The Waqf Amendment Bill 2025, rebranded as the UMEED Bill (Unified Management, Empowerment, Efficiency, and Development), seeks to overhaul the governance of Waqf properties in India. Passed by the Lok Sabha on April 2, 2025, it amends the 1995 Waqf Act to modernize administration, boost accountability, and resolve systemic inefficiencies in managing these religious endowments.

Background of Waqf Properties

- Definition: Waqf refers to assets donated by Muslims for religious, charitable, or community purposes. Ownership is deemed divine, with benefits directed toward specified causes.
- Legal Framework: Governed by the Waqf Act (1995), these properties are managed by state-level Waqf Boards.
- Scale in India: With over 870,000 properties spanning 940,000 acres (valued at ₹1.2 lakh crore), Waqf Boards rank among India’s largest landowners, surpassed only by the Railways and Armed Forces.
Historical Context

- Origins: The concept dates to the Delhi Sultanate, with Sultan Muizuddin Sam Ghaor dedicating villages to mosques.
- Colonial Era: British authorities criticized Waqf as a “perpetuity,” but the 1913 Mussalman Waqf Validating Act preserved its legality.
- Post-Independence: The 1954 Waqf Act established regulatory bodies, later strengthened by the 1995 Act to prevent encroachment and mismanagement.
Key Reforms in the UMEED Bill

- Governance Inclusivity:
- Mandates non-Muslim representation in Central and State Waqf Boards to foster transparency.
- Restricts Waqf dedications to practicing Muslims (minimum 5 years) and safeguards inheritance rights for women and children.
- Legal Adjustments:
- Repeals Section 40 of the 1995 Act, which allowed unilateral Waqf land designations.
- Excludes trusts from Waqf regulations if governed by other charity laws.
- Dispute Resolution:
- Introduces High Court appeals against Waqf Tribunal rulings.
- Assigns senior officials (above Collector rank) to adjudicate government-Waqf land disputes.
- Financial & Administrative Reforms:
- Reduces mandatory contributions to Waqf Boards from 7% to 5%, freeing funds for community projects.
- Mandates digital registration of all properties on a centralized portal within six months.
- Requires audits for institutions earning over ₹1 lakh annually.
- Protective Measures:
- Bars Waqf designations on tribal lands (Scheduled V/VI areas).
- Retains pre-2025 “Waqf by user” registrations unless disputed.

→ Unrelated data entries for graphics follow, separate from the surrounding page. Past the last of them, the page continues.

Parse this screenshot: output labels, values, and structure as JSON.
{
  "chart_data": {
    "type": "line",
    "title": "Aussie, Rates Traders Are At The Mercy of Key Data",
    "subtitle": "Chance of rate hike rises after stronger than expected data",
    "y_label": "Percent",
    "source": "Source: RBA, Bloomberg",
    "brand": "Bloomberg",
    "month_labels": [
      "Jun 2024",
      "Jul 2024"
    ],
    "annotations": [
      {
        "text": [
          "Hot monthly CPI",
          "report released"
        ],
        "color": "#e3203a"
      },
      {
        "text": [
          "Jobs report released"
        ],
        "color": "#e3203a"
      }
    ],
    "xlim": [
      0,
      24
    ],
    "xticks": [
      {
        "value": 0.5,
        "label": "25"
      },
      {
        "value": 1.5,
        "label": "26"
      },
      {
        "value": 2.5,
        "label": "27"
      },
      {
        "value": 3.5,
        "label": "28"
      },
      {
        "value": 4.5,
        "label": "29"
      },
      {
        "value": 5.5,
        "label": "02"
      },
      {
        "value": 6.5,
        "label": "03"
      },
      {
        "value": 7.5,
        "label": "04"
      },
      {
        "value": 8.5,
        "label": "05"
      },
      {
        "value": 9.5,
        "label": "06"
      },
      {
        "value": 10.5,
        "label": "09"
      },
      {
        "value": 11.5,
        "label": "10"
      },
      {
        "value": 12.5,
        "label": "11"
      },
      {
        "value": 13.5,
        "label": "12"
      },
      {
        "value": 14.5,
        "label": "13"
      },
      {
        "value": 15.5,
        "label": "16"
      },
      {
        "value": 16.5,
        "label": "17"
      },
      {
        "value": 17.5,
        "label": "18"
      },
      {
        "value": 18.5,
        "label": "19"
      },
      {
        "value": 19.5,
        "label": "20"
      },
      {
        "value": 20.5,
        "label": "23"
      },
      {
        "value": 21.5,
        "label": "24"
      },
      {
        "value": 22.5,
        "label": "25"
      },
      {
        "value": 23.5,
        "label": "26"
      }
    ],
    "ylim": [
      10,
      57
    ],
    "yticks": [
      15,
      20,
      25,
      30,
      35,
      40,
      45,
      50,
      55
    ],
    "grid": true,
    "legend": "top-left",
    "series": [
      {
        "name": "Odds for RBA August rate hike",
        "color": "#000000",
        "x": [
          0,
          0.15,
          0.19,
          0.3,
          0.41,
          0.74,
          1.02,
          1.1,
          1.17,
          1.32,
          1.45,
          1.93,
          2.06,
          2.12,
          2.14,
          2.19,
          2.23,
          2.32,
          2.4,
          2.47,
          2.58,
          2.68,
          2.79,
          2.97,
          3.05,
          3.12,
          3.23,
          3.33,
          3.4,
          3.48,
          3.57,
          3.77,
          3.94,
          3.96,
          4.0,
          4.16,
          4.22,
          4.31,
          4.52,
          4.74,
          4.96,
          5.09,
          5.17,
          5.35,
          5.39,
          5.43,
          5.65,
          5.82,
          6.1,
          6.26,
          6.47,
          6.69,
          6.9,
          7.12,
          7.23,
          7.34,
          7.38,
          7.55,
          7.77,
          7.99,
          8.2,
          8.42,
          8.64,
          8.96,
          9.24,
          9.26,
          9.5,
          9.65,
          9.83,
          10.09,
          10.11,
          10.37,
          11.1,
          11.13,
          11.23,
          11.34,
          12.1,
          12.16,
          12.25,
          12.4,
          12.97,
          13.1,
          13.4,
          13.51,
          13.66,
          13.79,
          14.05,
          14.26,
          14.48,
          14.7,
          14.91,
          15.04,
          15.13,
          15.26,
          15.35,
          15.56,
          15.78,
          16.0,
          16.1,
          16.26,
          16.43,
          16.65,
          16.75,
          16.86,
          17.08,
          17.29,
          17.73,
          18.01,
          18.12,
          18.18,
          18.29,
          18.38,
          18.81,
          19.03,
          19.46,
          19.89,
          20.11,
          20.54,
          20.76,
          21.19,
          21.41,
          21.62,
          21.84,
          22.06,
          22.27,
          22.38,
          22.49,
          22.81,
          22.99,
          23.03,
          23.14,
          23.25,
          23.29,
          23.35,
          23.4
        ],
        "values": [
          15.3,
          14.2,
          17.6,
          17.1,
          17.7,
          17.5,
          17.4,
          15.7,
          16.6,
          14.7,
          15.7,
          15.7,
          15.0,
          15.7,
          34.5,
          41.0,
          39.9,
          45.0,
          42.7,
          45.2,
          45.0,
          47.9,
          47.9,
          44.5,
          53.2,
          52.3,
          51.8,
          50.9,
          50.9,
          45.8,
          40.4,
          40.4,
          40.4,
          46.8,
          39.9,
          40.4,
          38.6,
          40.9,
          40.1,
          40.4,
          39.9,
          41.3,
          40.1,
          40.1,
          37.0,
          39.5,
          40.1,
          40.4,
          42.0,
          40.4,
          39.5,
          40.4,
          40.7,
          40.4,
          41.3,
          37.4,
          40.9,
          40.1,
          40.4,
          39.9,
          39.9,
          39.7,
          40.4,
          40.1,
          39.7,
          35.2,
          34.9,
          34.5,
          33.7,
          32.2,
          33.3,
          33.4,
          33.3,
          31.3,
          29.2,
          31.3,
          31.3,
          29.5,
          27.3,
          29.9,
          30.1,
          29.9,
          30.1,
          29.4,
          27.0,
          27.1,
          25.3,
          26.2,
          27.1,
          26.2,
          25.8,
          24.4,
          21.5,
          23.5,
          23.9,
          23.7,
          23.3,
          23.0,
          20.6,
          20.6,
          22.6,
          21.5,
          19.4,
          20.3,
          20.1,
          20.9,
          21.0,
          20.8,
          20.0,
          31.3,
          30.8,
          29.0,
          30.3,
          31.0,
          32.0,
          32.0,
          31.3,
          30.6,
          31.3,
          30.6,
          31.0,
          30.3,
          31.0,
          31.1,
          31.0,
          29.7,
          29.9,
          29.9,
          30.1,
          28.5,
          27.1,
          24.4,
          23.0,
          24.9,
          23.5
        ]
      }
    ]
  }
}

Controversies and Opposition

- Religious Autonomy Concerns: Critics argue the bill undermines Muslim self-governance by imposing non-Muslim members on boards, violating constitutional rights (Articles 25–26).
- Centralization Risks: Shifting authority to bureaucrats (e.g., replacing tribunals with district officials) may delay resolutions and fuel legal battles.
- Historical Erasure: Removing “Waqf by user” provisions threatens properties historically used for religious purposes without formal deeds.
- Lack of Consultation: Stakeholders allege insufficient dialogue with Muslim communities, risking mistrust and implementation hurdles.
Significance of the Bill

- Transparency: Digital audits and centralized data aim to curb corruption.
- Efficiency: Simplified processes and reduced bureaucracy could expedite decision-making.
- Social Equity: Inheritance safeguards and tribal land protections address marginalized groups’ rights.
Conclusion
The UMEED Bill represents a contentious yet transformative effort to modernize Waqf governance. While proponents highlight its potential to enhance accountability and resource utilization, critics warn of overreach and erosion of minority autonomy. Its success hinges on balancing administrative efficiency with respect for religious traditions.